In the mind of someone who uses abuse to control their relationships, sharing your love with someone else means they’ll get less—and they can’t tolerate that.
I had a reader recently ask me:
My ex never liked me. I actually broke off our first engagement, because back then I was still strong enough to do that. But then he pursued me as if I was the love of his life, professing his devotion and begging me to take him back. Why did he do that, if he didn’t even like me as a person?

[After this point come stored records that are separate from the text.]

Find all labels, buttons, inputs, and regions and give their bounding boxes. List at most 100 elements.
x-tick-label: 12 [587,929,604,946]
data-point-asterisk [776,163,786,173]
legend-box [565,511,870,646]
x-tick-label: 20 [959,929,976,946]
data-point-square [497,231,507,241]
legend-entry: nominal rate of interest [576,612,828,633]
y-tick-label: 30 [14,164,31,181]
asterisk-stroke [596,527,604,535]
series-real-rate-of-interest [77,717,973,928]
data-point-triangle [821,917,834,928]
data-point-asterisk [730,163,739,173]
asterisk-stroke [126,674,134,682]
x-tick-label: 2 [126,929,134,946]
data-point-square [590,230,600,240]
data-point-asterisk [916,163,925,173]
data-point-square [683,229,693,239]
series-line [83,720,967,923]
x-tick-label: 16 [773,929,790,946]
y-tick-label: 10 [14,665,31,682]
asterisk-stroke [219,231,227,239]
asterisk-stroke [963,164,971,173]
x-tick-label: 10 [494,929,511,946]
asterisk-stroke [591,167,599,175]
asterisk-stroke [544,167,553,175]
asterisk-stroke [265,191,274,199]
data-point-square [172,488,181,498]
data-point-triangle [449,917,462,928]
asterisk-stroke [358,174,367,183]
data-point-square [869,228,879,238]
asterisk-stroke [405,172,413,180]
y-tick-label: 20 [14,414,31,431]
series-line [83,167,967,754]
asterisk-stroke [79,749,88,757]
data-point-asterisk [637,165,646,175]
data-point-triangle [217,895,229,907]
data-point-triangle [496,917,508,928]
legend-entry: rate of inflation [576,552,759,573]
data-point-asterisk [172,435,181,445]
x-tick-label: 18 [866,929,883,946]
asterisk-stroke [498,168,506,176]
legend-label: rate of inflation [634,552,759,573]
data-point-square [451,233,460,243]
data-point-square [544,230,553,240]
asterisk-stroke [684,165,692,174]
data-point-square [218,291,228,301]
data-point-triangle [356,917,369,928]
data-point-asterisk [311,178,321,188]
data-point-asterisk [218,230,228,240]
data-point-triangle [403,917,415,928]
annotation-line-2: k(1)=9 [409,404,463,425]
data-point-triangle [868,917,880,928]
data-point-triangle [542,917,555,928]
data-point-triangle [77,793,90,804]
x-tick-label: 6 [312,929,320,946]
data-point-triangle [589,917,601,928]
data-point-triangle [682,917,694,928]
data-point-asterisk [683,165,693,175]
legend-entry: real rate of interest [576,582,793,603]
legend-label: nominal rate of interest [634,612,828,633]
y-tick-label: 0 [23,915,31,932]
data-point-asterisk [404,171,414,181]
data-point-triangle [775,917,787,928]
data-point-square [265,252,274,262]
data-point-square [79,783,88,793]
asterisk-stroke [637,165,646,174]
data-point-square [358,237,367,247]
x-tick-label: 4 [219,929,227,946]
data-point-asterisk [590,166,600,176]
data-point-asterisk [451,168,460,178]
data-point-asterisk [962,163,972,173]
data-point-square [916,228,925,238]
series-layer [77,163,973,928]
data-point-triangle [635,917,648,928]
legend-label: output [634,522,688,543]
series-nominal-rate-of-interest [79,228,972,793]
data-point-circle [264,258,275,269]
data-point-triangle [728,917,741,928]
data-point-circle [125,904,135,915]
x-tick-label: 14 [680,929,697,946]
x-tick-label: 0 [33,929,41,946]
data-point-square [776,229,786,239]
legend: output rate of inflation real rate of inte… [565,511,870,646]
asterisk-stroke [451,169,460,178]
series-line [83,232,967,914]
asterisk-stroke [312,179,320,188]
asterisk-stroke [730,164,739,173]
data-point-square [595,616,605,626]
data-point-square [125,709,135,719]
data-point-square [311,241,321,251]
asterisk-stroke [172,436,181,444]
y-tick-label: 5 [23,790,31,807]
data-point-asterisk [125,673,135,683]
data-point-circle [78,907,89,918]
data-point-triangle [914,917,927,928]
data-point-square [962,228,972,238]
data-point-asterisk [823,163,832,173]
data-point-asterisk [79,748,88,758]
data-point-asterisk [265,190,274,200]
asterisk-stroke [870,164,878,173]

Anyway, I fell for his tactics, and ended up marrying him. As soon as he had me back, it was the same story. He didn’t treat me right during our second engagement, either. Deep down I think I knew he didn't like me, let alone love me. But it wasn't until decades later, after the divorce, that I finally faced it. My only question is: why did he marry me?
Sadly, what this reader describes is far more common than uncommon. I responded by telling her:
It sounds like your ex may have married you because he needed to win. You were a conquest, not a love. Think of it like a toddler. How many times have you seen two toddlers playing together, and one has a toy that he's focused on. However, after a while he gets tired of that toy, so he tosses it aside. Once he does that, the other toddler grabs the toy and starts playing with it. It's only then that the first toddler decides that he must have the toy back. He has to have it—not because he really wants it, but so no one else can have it and so he can claim to be the “winner.”
In the black-and-white world of someone with strong narcissistic traits, all of life is a competition–even love–and he has to be the winner, no matter what the cost. Even if the cost is you. Because, sadly, in the end, only he counts. And like a toddler, he simply cannot share.
Most victims become utterly confused when trying to figure out the mind of someone who uses toxic manipulation to control other people, yet the key is quite simple:
Stop trying to think about their motives from a normal standpoint.
Somewhere in their childhood, their emotional development was stunted. This means that they tend to perceive the world, and everything in it, as a toddler-like competition.